Back then, the whole tool started as a small, single-purpose script. However, once it got users, more and more functionality was glued in, the complexity increased the code quality meanwhile steadily decreased. We also relied on ImageMagick for file format conversions. ImageMagick is hard to configure and easy to misconfigure, so we often received bug reports showing that the conversions aren’t working properly.

Even PcbDraw can generate nice drawings; it requires you to have hand-draw footprint libraries. And let’s be honest, this is a high threshold for many users. Most of them would be completely happy with 3D rendering.

To address these needs, I started rewriting the PcbDraw basically from scratch, just preserving the original philosophy.

What’s new?

Under the hood, most of the code is rewritten. I wanted to improve code quality and also to allow PcbDraw to be used by other projects, and have a highly customizable rendering process. Therefore, we present an API that you can use in other projects to render boards.

The API is built around the PcbPlotter class. You can configure it, assign a layer plotting plan and execute it.

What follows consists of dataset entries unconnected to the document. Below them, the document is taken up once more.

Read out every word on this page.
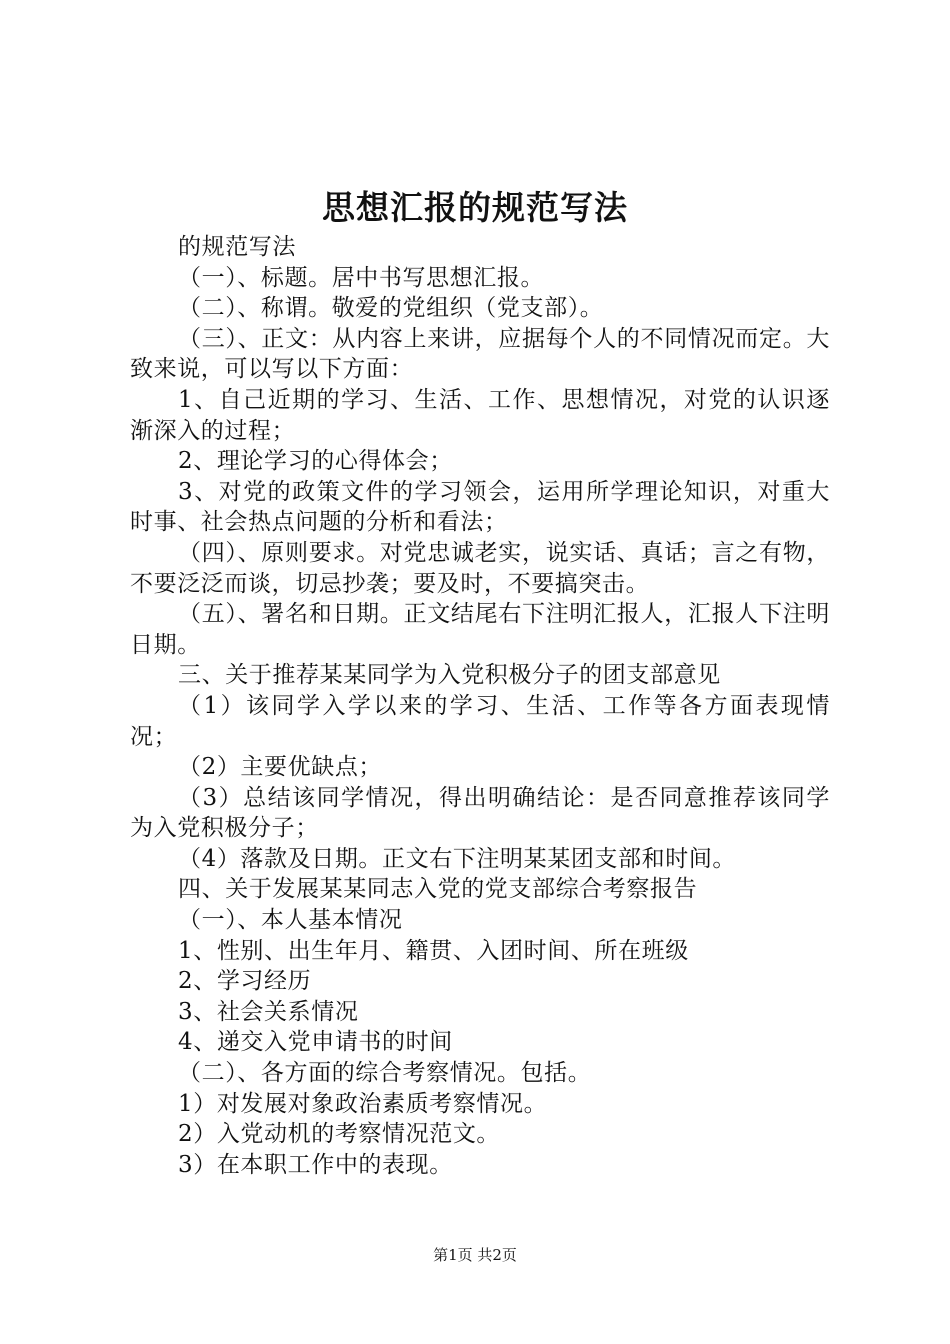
思想汇报的规范写法

的规范写法

（一）、标题。居中书写思想汇报。

（二）、称谓。敬爱的党组织（党支部）。

（三）、正文：从内容上来讲，应据每个人的不同情况而定。大致来说，可以写以下方面：

1、自己近期的学习、生活、工作、思想情况，对党的认识逐渐深入的过程；

2、理论学习的心得体会；

3、对党的政策文件的学习领会，运用所学理论知识，对重大时事、社会热点问题的分析和看法；

（四）、原则要求。对党忠诚老实，说实话、真话；言之有物，不要泛泛而谈，切忌抄袭；要及时，不要搞突击。

（五）、署名和日期。正文结尾右下注明汇报人，汇报人下注明日期。

三、关于推荐某某同学为入党积极分子的团支部意见

（1）该同学入学以来的学习、生活、工作等各方面表现情况；

（2）主要优缺点；

（3）总结该同学情况，得出明确结论：是否同意推荐该同学为入党积极分子；

（4）落款及日期。正文右下注明某某团支部和时间。

四、关于发展某某同志入党的党支部综合考察报告

（一）、本人基本情况

1、性别、出生年月、籍贯、入团时间、所在班级

2、学习经历

3、社会关系情况

4、递交入党申请书的时间

（二）、各方面的综合考察情况。包括。

1）对发展对象政治素质考察情况。

2）入党动机的考察情况范文。

3）在本职工作中的表现。

第1页 共2页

Everything is now captured inside this object, no global variables, no IO leaks outside, and predictable library lookup. Therefore you can easily use it in your projects and, most importantly, customize the plotting process. Do you want to skip silkscreen? You can. Do you want to plot a documentation layer? You can.

We also abandoned ImageMagic. Instead, we implement the conversion strategies by ourselves. It leads to predictable behavior, and from the tests so far, it is more reliable and less headache to debug if something goes wrong.

Lastly, we implemented the experimental support to capture a 3D rendered view of the board. This feature is, however, available only on Linux, and it is very slow. Unfortunately, KiCAD has no API for controlling the 3D renderer, and it seems there won’t be any anytime soon. Therefore, we launch KiCAD in a virtual screen and send keystrokes to it. This process is very fragile, and there is a risk it will break often. But since there was a huge demand for this functionality, I guess it is worth it.

Therefore, Pcbdraw now has two subcommands: pcbdraw plot and pcbdraw render. The first one creates a drawn diagram, and the second one captures the rendered. We support both traditional 3D render and the raytracer. We also allow you to customize projection, select a side, or make a transparent background.

There are also a couple of small features added, such that improved component highlighting, a reworked algorithm for reconstructing board substrate from the SVG image, and the support for drawing resistor bands based on their value (which was implemented by Electro707).

A little bit of the future

Unfortunately, there is one thing that I miss in the current version to consider PcbDraw as complete. That is a new tool for library management and revisited footprint library that would be compatible with the current KiCAD footprint library. However, this task will be time-consuming, and I already think that people can benefit from the new features of PcbDraw. Therefore, I decided to release v1 even though we still lack a proper hand-drawn library. The other reason for releasing v1 early is also that my other tool, Pinion and KiKit, can already leverage the new functionality of PcbDraw, and I would like to allow the users already use updated versions of these tools.


Having all these new features & bug fixes wouldn’t be possible without the support of my Github Sponsors. Your support allows me to allocate more time to maintain my open-source projects. I really appreciate your trust in me.

And I also would like to thank my one-time donators on Ko-fi and all the users that submitted a PR or properly reported bugs such that it was easy for me to reproduce the bugs and fix them.